A medallion consisting of concentric circles, outer-most being a broader one comprising lotuses, constitutes the centre of the painting. The medallion enshrines a form of blue complexioned Kali who except for her lolling tongue and a necklace of human bones and skull is in her sublime creative aspect known in Kali’s iconography as her Bhadrakali form. A round face with pearls-like teeth, eyes hued in red, not denoting ferocity but amour, radiant face, beautifully laid hair and well defined features, besides the vermillion mark on hair-parting, all suggest that possessed with the desire to create she has completely submitted her to Shiva and her union with him is absolute.

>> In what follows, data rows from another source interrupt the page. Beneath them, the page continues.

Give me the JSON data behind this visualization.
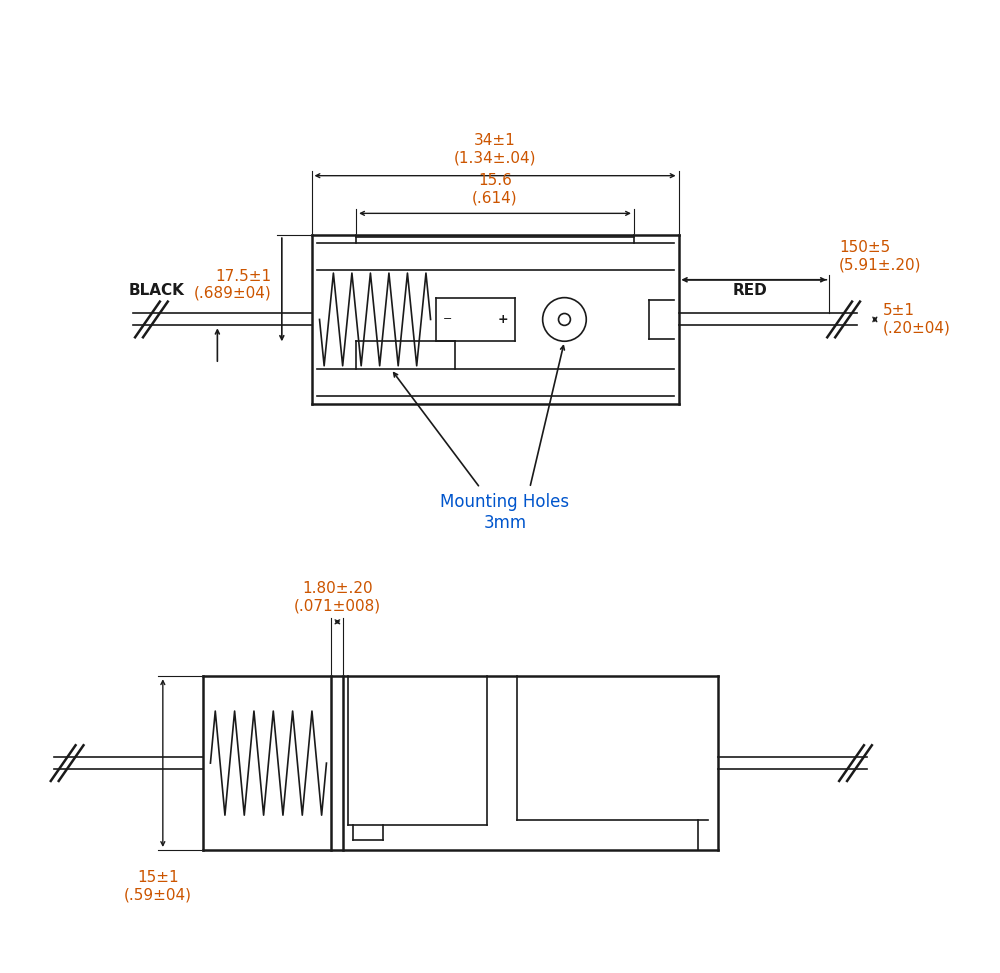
{
  "bg_color": "#ffffff",
  "line_color": "#1a1a1a",
  "dim_color": "#cc5500",
  "annotation_color": "#0055cc",
  "figsize": [
    10.0,
    9.73
  ],
  "dpi": 100,
  "top_view": {
    "dim_34_text": "34±1\n(1.34±.04)",
    "dim_156_text": "15.6\n(.614)",
    "dim_175_text": "17.5±1\n(.689±04)",
    "dim_150_text": "150±5\n(5.91±.20)",
    "dim_5_text": "5±1\n(.20±04)",
    "mounting_holes_text": "Mounting Holes\n3mm",
    "black_label": "BLACK",
    "red_label": "RED"
  },
  "side_view": {
    "dim_180_text": "1.80±.20\n(.071±008)",
    "dim_15_text": "15±1\n(.59±04)"
  }
}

Now the process of Creation has begun. The first circle, pale yellow, around her represents formless void. From it radiate two circles representing light and darkness, and correspondingly, the day and the night. And, finally, there is the lotus-ring representing three cosmic zones : the earth, the sky and ocean which lotus singly symbolises. On the top of the ‘ling’ icon is inscribed the sacred syllable AUM : condensation of all noises and all sounds. The rest of the space is covered mainly with inverted and upright triangles, the inverted symbolising ‘yoni’, and upright, ‘ling’, and their interaction, coition and creation. Squares, in which form the two triangles inseparably join, also denote multiplication of Shiva-Shakti union, and thus the incessancy of the act of creation – a reflection of Shiva’s desire ‘Ekoham bahushyami’ – I am One but wish to multiply: the Shaivite doctrine to which Tantrikas show greater adherence.
This description by Prof. P.C. Jain and Dr. Daljeet. Prof. Jain specializes on the aesthetics of literature and is the author of numerous books on Indian art and culture. Dr. Daljeet is the curator of the Miniature Painting Gallery, National Museum, New Delhi. They have both collaborated together on a number of books.